La Cour d’appel a souscrit à la conclusion du juge saisi de la demande, selon laquelle la décision préliminaire de la Commission était déraisonnable et que les vendeurs d’automobiles touchant une commission avait le droit de recevoir, à tout le moins, le salaire minimum pour les heures travaillées.

La Cour d’appel a déclaré que la décision du juge saisi de la demande, sur la question de l’établissement du salaire minimum dû à RRB pour chaque période de paie, était adéquate.

Modifications législatives récentes

Auparavant, le Règlement sur le salaire minimum était muet sur la manière dont le salaire minimum devait être calculé. Par exemple, le Règlement sur le salaire minimum de 2016, précisait que « le salaire minimum des salariés dont le nombre d’heures de travail hebdomadaires ne peut être vérifié et qui ne sont pas strictement rémunérés à la commission est fixé à 468,60 $ par semaine. »

À compter du 1er avril 2019, le Règlement sur le salaire minimum a été modifié afin d’inclure le passage suivant, à l’article 8 :

Le salaire minimum des salariés dont le nombre d’heures de travail hebdomadaires ne peut être vérifié et qui ne sont pas strictement rémunérés à la commission correspond, sur une base hebdomadaire, au produit de quarante-quatre fois le salaire minimum horaire. [Nos soulignements]

L’article 8 exige que le salaire minimum soit calculé sur une base hebdomadaire pour une certaine catégorie d’employés. Bien que cet article doive encore être validé, il instruit néanmoins sur la manière de calculer le salaire minimum et sur la durée de l’intervalle auquel le calcul s’applique.

Comme le souligne la décision du juge saisi de la demande, la différence entre le calcul du salaire minimum sur une base hebdomadaire et celui établi toutes les deux semaines peut donner lieu à des divergences importantes concernant le salaire minimum dû.

Quels sont les effets?

À la suite de la décision rendue par la Cour d’appel et des modifications apportées au Règlement sur le salaire minimum, les employeurs sont tenus, à tout le moins, de verser aux employés le salaire minimum pour les heures travaillées durant la période de paie.
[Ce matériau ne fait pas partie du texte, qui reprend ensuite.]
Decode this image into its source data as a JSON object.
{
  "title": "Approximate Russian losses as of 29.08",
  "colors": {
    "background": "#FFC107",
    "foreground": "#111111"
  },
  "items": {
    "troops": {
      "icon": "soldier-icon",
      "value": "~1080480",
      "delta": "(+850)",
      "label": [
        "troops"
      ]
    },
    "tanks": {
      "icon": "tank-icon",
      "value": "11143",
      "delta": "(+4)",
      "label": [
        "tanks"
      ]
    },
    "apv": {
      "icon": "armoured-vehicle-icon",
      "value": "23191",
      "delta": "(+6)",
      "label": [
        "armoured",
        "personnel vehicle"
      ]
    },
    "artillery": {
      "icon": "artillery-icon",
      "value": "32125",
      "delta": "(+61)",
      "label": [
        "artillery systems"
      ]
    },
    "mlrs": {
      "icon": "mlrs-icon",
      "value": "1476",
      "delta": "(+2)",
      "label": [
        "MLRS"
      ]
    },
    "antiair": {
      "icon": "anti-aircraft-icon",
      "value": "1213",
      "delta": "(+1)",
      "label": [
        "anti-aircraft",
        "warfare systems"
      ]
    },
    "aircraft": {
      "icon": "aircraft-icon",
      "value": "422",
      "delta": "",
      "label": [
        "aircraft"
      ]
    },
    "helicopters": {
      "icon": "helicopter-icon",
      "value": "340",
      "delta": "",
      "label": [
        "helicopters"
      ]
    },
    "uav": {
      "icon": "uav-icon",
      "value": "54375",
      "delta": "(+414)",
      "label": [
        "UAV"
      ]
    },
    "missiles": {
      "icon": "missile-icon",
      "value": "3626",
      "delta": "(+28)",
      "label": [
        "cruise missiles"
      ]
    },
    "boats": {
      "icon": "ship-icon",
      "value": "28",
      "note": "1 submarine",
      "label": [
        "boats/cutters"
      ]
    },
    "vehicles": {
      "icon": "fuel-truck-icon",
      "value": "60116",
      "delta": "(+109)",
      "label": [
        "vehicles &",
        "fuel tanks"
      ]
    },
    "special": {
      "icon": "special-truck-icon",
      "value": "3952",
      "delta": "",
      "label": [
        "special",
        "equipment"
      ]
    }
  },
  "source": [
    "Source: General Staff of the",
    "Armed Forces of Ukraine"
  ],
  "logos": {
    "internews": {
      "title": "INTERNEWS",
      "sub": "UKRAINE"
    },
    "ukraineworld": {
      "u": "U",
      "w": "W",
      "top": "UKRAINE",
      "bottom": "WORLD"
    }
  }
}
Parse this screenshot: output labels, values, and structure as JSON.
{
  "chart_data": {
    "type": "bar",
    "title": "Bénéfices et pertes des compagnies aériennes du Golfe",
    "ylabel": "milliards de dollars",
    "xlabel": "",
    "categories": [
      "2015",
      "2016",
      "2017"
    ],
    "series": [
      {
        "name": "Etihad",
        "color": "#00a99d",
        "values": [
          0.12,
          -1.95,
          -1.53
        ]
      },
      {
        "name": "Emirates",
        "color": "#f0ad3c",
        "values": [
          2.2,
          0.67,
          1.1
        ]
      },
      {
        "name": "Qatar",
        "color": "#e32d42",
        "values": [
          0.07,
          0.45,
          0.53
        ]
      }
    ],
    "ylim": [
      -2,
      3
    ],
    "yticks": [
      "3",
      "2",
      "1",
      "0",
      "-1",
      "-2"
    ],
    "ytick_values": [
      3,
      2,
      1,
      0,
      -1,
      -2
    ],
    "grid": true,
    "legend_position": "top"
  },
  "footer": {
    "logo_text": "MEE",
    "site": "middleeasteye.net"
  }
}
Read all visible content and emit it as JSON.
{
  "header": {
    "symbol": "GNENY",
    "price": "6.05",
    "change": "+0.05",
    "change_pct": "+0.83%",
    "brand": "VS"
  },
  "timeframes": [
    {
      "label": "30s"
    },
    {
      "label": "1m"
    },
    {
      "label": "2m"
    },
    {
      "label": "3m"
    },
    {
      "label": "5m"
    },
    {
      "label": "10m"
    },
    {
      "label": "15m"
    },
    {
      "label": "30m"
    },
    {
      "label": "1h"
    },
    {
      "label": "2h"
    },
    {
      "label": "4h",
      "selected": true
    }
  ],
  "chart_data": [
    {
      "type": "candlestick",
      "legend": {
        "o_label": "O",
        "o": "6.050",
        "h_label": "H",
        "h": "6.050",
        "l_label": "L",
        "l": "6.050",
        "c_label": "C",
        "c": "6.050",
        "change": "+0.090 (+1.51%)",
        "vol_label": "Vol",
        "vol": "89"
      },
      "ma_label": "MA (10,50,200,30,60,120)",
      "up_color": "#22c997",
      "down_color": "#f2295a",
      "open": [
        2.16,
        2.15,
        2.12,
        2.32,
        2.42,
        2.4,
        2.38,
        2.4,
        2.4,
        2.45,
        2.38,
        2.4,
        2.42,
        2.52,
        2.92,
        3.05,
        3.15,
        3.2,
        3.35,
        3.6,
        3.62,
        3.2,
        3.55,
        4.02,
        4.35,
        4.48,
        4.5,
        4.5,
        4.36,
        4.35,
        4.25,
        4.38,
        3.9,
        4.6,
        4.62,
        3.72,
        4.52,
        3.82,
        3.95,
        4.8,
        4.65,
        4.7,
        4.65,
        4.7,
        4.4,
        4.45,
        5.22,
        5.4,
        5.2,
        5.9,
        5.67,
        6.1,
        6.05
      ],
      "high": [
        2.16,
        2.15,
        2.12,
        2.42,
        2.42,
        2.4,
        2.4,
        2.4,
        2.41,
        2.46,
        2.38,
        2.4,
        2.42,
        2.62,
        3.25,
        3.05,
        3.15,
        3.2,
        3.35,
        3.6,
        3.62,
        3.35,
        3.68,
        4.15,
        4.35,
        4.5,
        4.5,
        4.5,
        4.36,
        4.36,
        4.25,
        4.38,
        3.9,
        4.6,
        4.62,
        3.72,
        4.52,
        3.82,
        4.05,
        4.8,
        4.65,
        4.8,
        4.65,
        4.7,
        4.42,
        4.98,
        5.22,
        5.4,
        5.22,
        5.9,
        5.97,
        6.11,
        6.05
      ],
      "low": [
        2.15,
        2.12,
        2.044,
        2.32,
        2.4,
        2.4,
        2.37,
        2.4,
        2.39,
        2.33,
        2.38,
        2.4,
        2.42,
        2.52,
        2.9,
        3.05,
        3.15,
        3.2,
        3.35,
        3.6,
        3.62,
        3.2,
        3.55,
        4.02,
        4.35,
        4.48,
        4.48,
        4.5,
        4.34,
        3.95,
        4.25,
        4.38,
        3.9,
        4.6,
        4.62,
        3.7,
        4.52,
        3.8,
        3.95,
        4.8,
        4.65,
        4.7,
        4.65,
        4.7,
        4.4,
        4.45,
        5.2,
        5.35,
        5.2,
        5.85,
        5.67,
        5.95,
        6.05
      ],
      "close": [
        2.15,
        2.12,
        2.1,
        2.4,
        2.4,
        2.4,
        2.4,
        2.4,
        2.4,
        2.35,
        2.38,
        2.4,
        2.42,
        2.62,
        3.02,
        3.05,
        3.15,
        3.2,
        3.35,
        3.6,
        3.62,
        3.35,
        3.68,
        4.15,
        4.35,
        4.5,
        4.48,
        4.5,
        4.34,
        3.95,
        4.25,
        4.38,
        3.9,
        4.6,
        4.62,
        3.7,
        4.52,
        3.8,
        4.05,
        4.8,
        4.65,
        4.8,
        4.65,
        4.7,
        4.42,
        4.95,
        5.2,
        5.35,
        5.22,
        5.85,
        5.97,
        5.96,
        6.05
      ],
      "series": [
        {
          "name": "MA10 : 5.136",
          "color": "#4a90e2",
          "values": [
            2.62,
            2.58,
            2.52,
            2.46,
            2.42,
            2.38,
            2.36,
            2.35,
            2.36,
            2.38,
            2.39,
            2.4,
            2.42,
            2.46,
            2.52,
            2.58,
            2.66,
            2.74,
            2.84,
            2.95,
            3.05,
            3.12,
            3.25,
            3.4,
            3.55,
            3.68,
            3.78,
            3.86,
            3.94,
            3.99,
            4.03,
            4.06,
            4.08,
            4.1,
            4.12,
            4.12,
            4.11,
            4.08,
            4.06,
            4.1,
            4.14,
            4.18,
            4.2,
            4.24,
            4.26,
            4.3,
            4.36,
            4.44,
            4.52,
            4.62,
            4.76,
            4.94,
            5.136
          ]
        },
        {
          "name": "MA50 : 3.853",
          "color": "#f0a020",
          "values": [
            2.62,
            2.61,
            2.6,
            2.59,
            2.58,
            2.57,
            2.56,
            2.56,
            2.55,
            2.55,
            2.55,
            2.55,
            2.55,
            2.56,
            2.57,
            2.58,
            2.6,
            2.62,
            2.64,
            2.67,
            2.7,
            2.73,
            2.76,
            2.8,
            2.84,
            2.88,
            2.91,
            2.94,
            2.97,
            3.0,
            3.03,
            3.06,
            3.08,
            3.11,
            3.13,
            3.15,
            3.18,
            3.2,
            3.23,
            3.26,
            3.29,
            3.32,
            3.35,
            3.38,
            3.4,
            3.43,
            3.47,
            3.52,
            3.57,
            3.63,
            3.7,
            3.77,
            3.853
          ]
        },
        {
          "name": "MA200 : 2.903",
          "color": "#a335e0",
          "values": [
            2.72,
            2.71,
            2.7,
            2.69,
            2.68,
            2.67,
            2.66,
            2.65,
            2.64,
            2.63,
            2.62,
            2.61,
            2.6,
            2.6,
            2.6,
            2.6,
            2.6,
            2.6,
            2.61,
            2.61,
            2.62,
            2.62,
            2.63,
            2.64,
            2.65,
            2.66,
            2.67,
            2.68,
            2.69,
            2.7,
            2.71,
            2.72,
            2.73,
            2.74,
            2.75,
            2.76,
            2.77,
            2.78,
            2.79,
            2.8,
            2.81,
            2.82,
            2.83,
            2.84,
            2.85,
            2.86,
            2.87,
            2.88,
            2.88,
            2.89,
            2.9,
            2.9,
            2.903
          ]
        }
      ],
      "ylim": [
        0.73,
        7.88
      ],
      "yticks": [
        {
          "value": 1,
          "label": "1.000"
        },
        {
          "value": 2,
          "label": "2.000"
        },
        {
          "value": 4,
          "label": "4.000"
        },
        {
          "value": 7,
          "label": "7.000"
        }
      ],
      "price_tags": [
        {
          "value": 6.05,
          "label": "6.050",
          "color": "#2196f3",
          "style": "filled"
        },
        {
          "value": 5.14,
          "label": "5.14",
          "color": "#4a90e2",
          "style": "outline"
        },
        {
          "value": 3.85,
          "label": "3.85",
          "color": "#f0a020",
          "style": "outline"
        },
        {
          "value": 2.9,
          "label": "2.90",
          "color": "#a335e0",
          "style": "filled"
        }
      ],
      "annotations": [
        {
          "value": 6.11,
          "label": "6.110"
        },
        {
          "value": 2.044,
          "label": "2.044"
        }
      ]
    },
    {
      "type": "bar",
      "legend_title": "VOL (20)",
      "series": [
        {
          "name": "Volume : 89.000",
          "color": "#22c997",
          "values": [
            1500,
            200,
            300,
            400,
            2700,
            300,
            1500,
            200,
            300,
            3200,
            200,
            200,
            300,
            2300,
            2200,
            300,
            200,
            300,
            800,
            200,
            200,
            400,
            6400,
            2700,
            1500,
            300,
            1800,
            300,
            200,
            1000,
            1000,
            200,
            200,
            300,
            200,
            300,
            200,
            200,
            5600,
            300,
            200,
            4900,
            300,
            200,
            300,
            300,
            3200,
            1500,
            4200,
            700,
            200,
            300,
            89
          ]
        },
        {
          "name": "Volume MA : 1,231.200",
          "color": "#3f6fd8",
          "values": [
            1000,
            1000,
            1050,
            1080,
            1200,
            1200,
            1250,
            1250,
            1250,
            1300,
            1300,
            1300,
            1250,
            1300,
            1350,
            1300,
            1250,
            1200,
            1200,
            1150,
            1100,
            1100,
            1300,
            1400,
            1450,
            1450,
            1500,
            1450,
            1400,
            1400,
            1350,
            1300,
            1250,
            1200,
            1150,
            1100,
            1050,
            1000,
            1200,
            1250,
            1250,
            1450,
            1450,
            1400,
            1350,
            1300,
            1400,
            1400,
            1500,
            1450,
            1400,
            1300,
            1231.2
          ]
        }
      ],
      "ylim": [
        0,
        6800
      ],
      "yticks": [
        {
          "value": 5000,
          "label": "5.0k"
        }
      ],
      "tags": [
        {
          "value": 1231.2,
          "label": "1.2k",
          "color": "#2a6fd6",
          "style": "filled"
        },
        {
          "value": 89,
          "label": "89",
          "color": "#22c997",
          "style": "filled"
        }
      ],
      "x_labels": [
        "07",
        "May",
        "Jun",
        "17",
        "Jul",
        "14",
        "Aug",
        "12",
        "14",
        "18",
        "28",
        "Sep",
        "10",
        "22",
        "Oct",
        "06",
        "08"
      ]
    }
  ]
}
Si le nombre d’heures hebdomadaires travaillées par un employé ne peut pas être vérifié et si ces heures ne sont pas strictement rémunérées à la commission, le salaire minimum hebdomadaire versé doit être fixé au moins à 506 $. Ces modifications pourraient avoir des incidences sur les employeurs qui ne versent pas actuellement à leurs employés une base de salaire inférieure au salaire minimum ou inférieure à 506 $ par semaine (si les heures ne peuvent pas être vérifiées) alors que les employés ont gagné une commission versée en dehors de la période de paie désignée.